Yes, sadly this means "constexpr" variables and "consteval" functions must be calculated at compile time, while "constexpr" functions can be used both at compile time and runtime. An annoying distinction.


In D, any function can be used to evaluate at compile time. If it is used for a constant-expression and cannot be evaluated at compile time, it is a compilation error. Also, the entire function needn't be evaluatable at compile time - only the path taken through it.

Simply no need for tagging them one way or another.


Kudos to whoever made this. No, really, thanks for making me laugh, I needed this.


It would be great to get an explanation for each of items here for non-C++ devs


Just click on a term to be redirected to an explanation.


I don't see why std::optional being a monad is implied to be a bad/confusing thing? It would be significantly more awkward to use without any monadic operations on offer.


There's also the Static Initialization Order Fiasco.


Damn, I should write more C++ again. I am missing so much fun. (Edit: I am not sure myself if I mean this sarcastic or not)


A form of Stockholm syndrome, perhaps? ;-)


inline definitely means inline, as in the definition is provided in-line with the declaration.

People are just confusing it with the inlining optimization that a compiler might do.


It’s more precise to say that inline means “this definition might be duplicated.” Non-inline functions also are allowed to have their definitions provided inline with the declaration; the difference is that the linker will error if it encounters a duplicate non-inline definition.


Are you thinking of "weak" rather than "inline"? I always thought of "inline" as a hint to the compiler -- the compiler can inline, but it may not, depending on some compiler-specific optimisation objective (execution speed, code size, ...).


No, I am not thinking of weak; this is why “inline does not mean inline” is on the iceberg :). Although practically speaking inline is also used as a hint. But chiefly it refers to inline linkage.

I’m actually also not familiar with weak, but a quick glance suggests that it might not mean the same thing as inline. Can weak symbols be defined multiple times? EDIT: yes, according to an SO post compilers often use weak to implement inline.


You thought wrong.

Marking the symbol as weak is what inline indeed does from a technical point of view.


I fail to see how it's more precise. Obviously if the definition is inline, it's duplicated in every point where the declaration is imported.

Beginners fail to understand for example that providing a class member function definition within the class definition makes it inline, but that's already what you're doing textually, and that's what the keyword means.


You can declare and inline-define a function in a CPP file and you don't need inline because there are no other places that can import it.

It's only needed for functions defined in header files where multiple definitions may exist after compiling object files.

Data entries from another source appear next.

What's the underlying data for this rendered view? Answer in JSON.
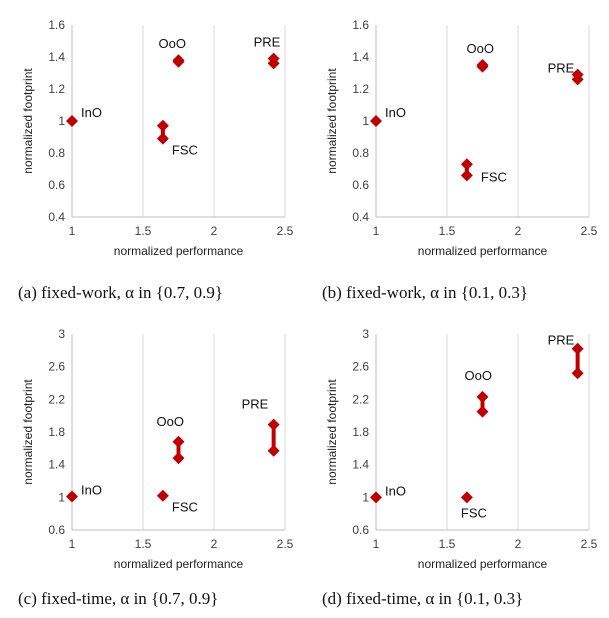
{
  "colors": {
    "marker": "#C00000",
    "grid": "#D9D9D9",
    "axis": "#BFBFBF"
  },
  "chart_data": [
    {
      "type": "scatter",
      "caption": "(a) fixed-work, α in {0.7, 0.9}",
      "xlabel": "normalized performance",
      "ylabel": "normalized footprint",
      "xlim": [
        1,
        2.5
      ],
      "ylim": [
        0.4,
        1.6
      ],
      "xticks": [
        1,
        1.5,
        2,
        2.5
      ],
      "xtick_labels": [
        "1",
        "1.5",
        "2",
        "2.5"
      ],
      "yticks": [
        0.4,
        0.6,
        0.8,
        1,
        1.2,
        1.4,
        1.6
      ],
      "ytick_labels": [
        "0.4",
        "0.6",
        "0.8",
        "1",
        "1.2",
        "1.4",
        "1.6"
      ],
      "grid": "vertical",
      "groups": [
        {
          "label": "InO",
          "points": [
            [
              1,
              1.0
            ]
          ]
        },
        {
          "label": "FSC",
          "points": [
            [
              1.64,
              0.97
            ],
            [
              1.64,
              0.89
            ]
          ]
        },
        {
          "label": "OoO",
          "points": [
            [
              1.75,
              1.38
            ],
            [
              1.75,
              1.37
            ]
          ]
        },
        {
          "label": "PRE",
          "points": [
            [
              2.42,
              1.39
            ],
            [
              2.42,
              1.36
            ]
          ]
        }
      ]
    },
    {
      "type": "scatter",
      "caption": "(b) fixed-work, α in {0.1, 0.3}",
      "xlabel": "normalized performance",
      "ylabel": "normalized footprint",
      "xlim": [
        1,
        2.5
      ],
      "ylim": [
        0.4,
        1.6
      ],
      "xticks": [
        1,
        1.5,
        2,
        2.5
      ],
      "xtick_labels": [
        "1",
        "1.5",
        "2",
        "2.5"
      ],
      "yticks": [
        0.4,
        0.6,
        0.8,
        1,
        1.2,
        1.4,
        1.6
      ],
      "ytick_labels": [
        "0.4",
        "0.6",
        "0.8",
        "1",
        "1.2",
        "1.4",
        "1.6"
      ],
      "grid": "vertical",
      "groups": [
        {
          "label": "InO",
          "points": [
            [
              1,
              1.0
            ]
          ]
        },
        {
          "label": "FSC",
          "points": [
            [
              1.64,
              0.73
            ],
            [
              1.64,
              0.66
            ]
          ]
        },
        {
          "label": "OoO",
          "points": [
            [
              1.75,
              1.35
            ],
            [
              1.75,
              1.34
            ]
          ]
        },
        {
          "label": "PRE",
          "points": [
            [
              2.42,
              1.29
            ],
            [
              2.42,
              1.26
            ]
          ]
        }
      ]
    },
    {
      "type": "scatter",
      "caption": "(c) fixed-time, α in {0.7, 0.9}",
      "xlabel": "normalized performance",
      "ylabel": "normalized footprint",
      "xlim": [
        1,
        2.5
      ],
      "ylim": [
        0.6,
        3
      ],
      "xticks": [
        1,
        1.5,
        2,
        2.5
      ],
      "xtick_labels": [
        "1",
        "1.5",
        "2",
        "2.5"
      ],
      "yticks": [
        0.6,
        1,
        1.4,
        1.8,
        2.2,
        2.6,
        3
      ],
      "ytick_labels": [
        "0.6",
        "1",
        "1.4",
        "1.8",
        "2.2",
        "2.6",
        "3"
      ],
      "grid": "vertical",
      "groups": [
        {
          "label": "InO",
          "points": [
            [
              1,
              1.01
            ]
          ]
        },
        {
          "label": "FSC",
          "points": [
            [
              1.64,
              1.02
            ]
          ]
        },
        {
          "label": "OoO",
          "points": [
            [
              1.75,
              1.68
            ],
            [
              1.75,
              1.48
            ]
          ]
        },
        {
          "label": "PRE",
          "points": [
            [
              2.42,
              1.89
            ],
            [
              2.42,
              1.57
            ]
          ]
        }
      ]
    },
    {
      "type": "scatter",
      "caption": "(d) fixed-time, α in {0.1, 0.3}",
      "xlabel": "normalized performance",
      "ylabel": "normalized footprint",
      "xlim": [
        1,
        2.5
      ],
      "ylim": [
        0.6,
        3
      ],
      "xticks": [
        1,
        1.5,
        2,
        2.5
      ],
      "xtick_labels": [
        "1",
        "1.5",
        "2",
        "2.5"
      ],
      "yticks": [
        0.6,
        1,
        1.4,
        1.8,
        2.2,
        2.6,
        3
      ],
      "ytick_labels": [
        "0.6",
        "1",
        "1.4",
        "1.8",
        "2.2",
        "2.6",
        "3"
      ],
      "grid": "vertical",
      "groups": [
        {
          "label": "InO",
          "points": [
            [
              1,
              1.0
            ]
          ]
        },
        {
          "label": "FSC",
          "points": [
            [
              1.64,
              1.0
            ]
          ]
        },
        {
          "label": "OoO",
          "points": [
            [
              1.75,
              2.23
            ],
            [
              1.75,
              2.05
            ]
          ]
        },
        {
          "label": "PRE",
          "points": [
            [
              2.42,
              2.82
            ],
            [
              2.42,
              2.52
            ]
          ]
        }
      ]
    }
  ]
}
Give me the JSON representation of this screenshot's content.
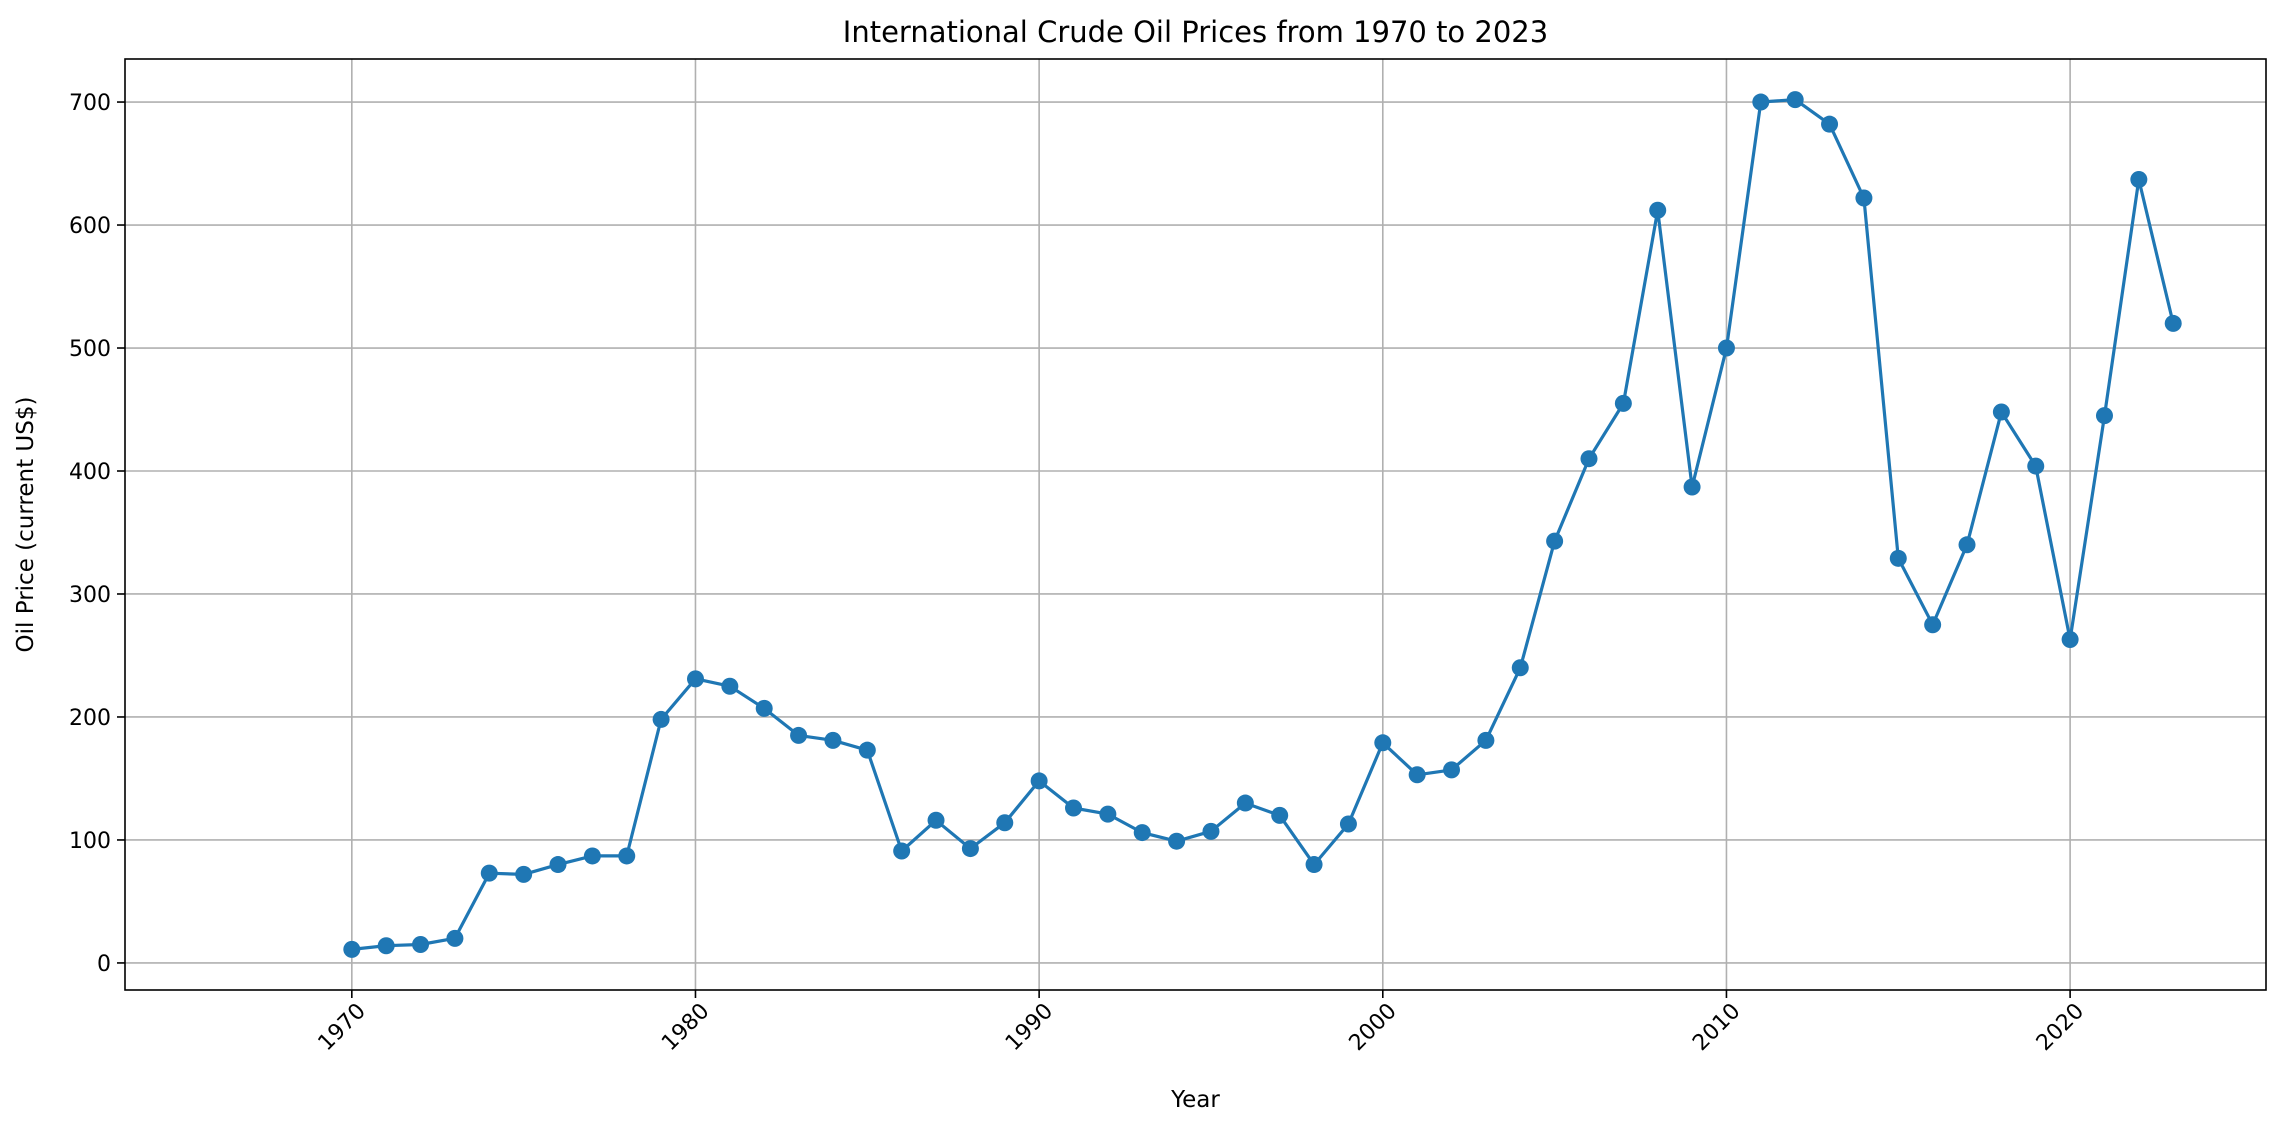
{
  "chart_data": {
    "type": "line",
    "title": "International Crude Oil Prices from 1970 to 2023",
    "xlabel": "Year",
    "ylabel": "Oil Price (current US$)",
    "xlim": [
      1963.4,
      2025.7
    ],
    "ylim": [
      -22,
      735
    ],
    "xticks": [
      1970,
      1980,
      1990,
      2000,
      2010,
      2020
    ],
    "yticks": [
      0,
      100,
      200,
      300,
      400,
      500,
      600,
      700
    ],
    "grid": true,
    "marker": "circle",
    "series_color": "#1f77b4",
    "grid_color": "#b0b0b0",
    "x": [
      1970,
      1971,
      1972,
      1973,
      1974,
      1975,
      1976,
      1977,
      1978,
      1979,
      1980,
      1981,
      1982,
      1983,
      1984,
      1985,
      1986,
      1987,
      1988,
      1989,
      1990,
      1991,
      1992,
      1993,
      1994,
      1995,
      1996,
      1997,
      1998,
      1999,
      2000,
      2001,
      2002,
      2003,
      2004,
      2005,
      2006,
      2007,
      2008,
      2009,
      2010,
      2011,
      2012,
      2013,
      2014,
      2015,
      2016,
      2017,
      2018,
      2019,
      2020,
      2021,
      2022,
      2023
    ],
    "values": [
      11,
      14,
      15,
      20,
      73,
      72,
      80,
      87,
      87,
      198,
      231,
      225,
      207,
      185,
      181,
      173,
      91,
      116,
      93,
      114,
      148,
      126,
      121,
      106,
      99,
      107,
      130,
      120,
      80,
      113,
      179,
      153,
      157,
      181,
      240,
      343,
      410,
      455,
      612,
      387,
      500,
      700,
      702,
      682,
      622,
      329,
      275,
      340,
      448,
      404,
      263,
      445,
      637,
      520
    ]
  }
}
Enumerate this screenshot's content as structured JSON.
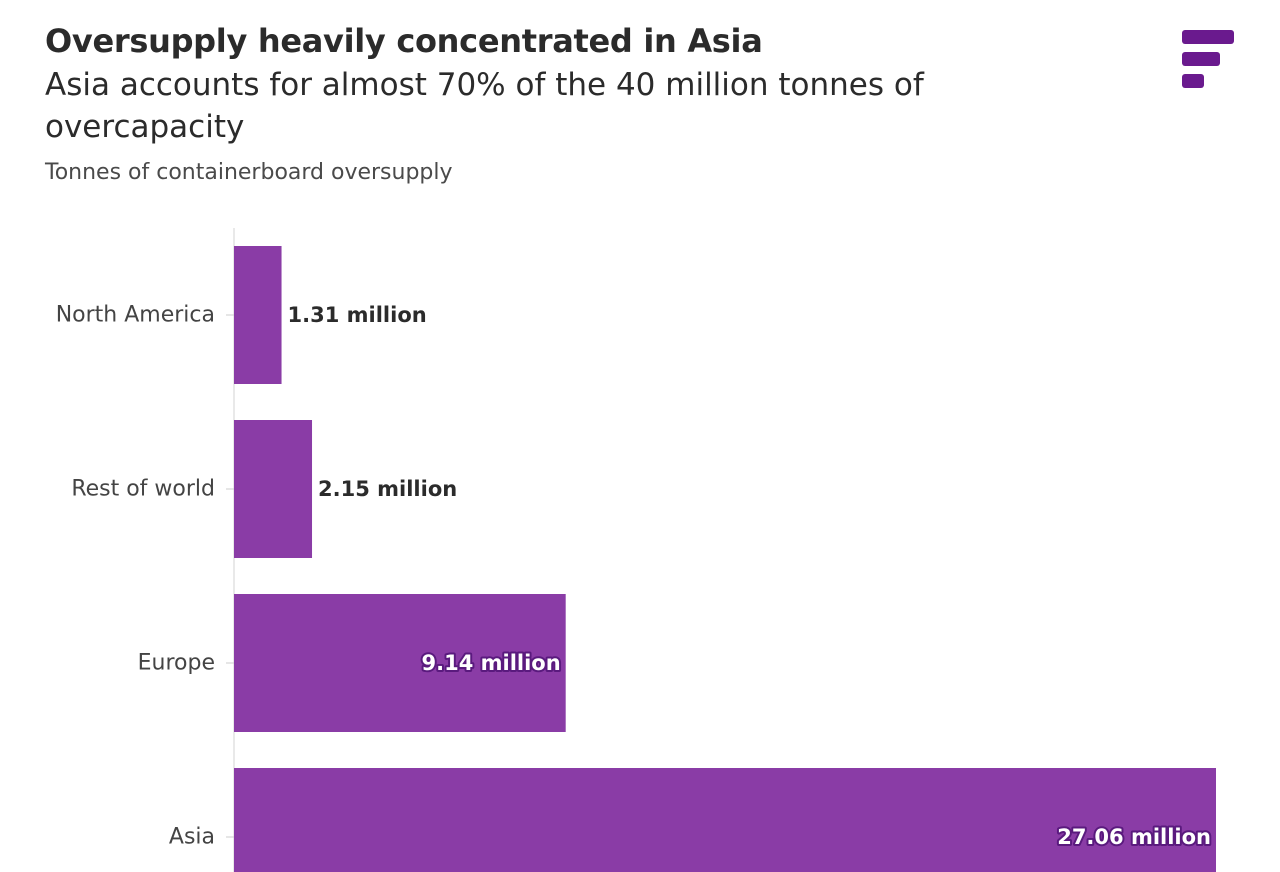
{
  "header": {
    "title": "Oversupply heavily concentrated in Asia",
    "subtitle": "Asia accounts for almost 70% of the 40 million tonnes of overcapacity",
    "caption": "Tonnes of containerboard oversupply"
  },
  "logo": {
    "icon": "brand-logo-icon",
    "color": "#6a1a8e"
  },
  "chart_data": {
    "type": "bar",
    "orientation": "horizontal",
    "title": "Oversupply heavily concentrated in Asia",
    "subtitle": "Asia accounts for almost 70% of the 40 million tonnes of overcapacity",
    "ylabel": "",
    "xlabel": "",
    "categories": [
      "North America",
      "Rest of world",
      "Europe",
      "Asia"
    ],
    "values": [
      1.31,
      2.15,
      9.14,
      27.06
    ],
    "value_labels": [
      "1.31 million",
      "2.15 million",
      "9.14 million",
      "27.06 million"
    ],
    "unit": "million tonnes",
    "xlim": [
      0,
      27.06
    ],
    "grid": false,
    "bar_color": "#8a3ca6"
  }
}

If you textually define a function "inline" in an header file yet do not mark it inline, you are duplicating it in every point where the declaration is imported, yet, not being inline for linkage purposes, you will get compilation errors.

Member and template functions are special cased to be implicitly inline.


That's not an inline definition, that's a normal definition, which should never be in a header file.

Non-inline definitions need to be in their own translation unit.


Of course, but that disproves that an "inline definition is a definition that is provided inline with a declaration" [in an header file]. An inline definition is a definition that is marked inline, implicitly or explicitly. Whether it is defined together with the declaration or in an header vs translation unit is immaterial.


I don't understand how that disproves it; your code is not well-formed.


Are you saying that code defined in header files is "not well-formed"?


Definition of inline members definitely does not have to appear with declaration (and usually does not for legibility reasons).

    struct X { inline void f(); };
is a perfectly valid inline.


that's a forward declaration, you'll need to provide the inline definition in the same translation unit.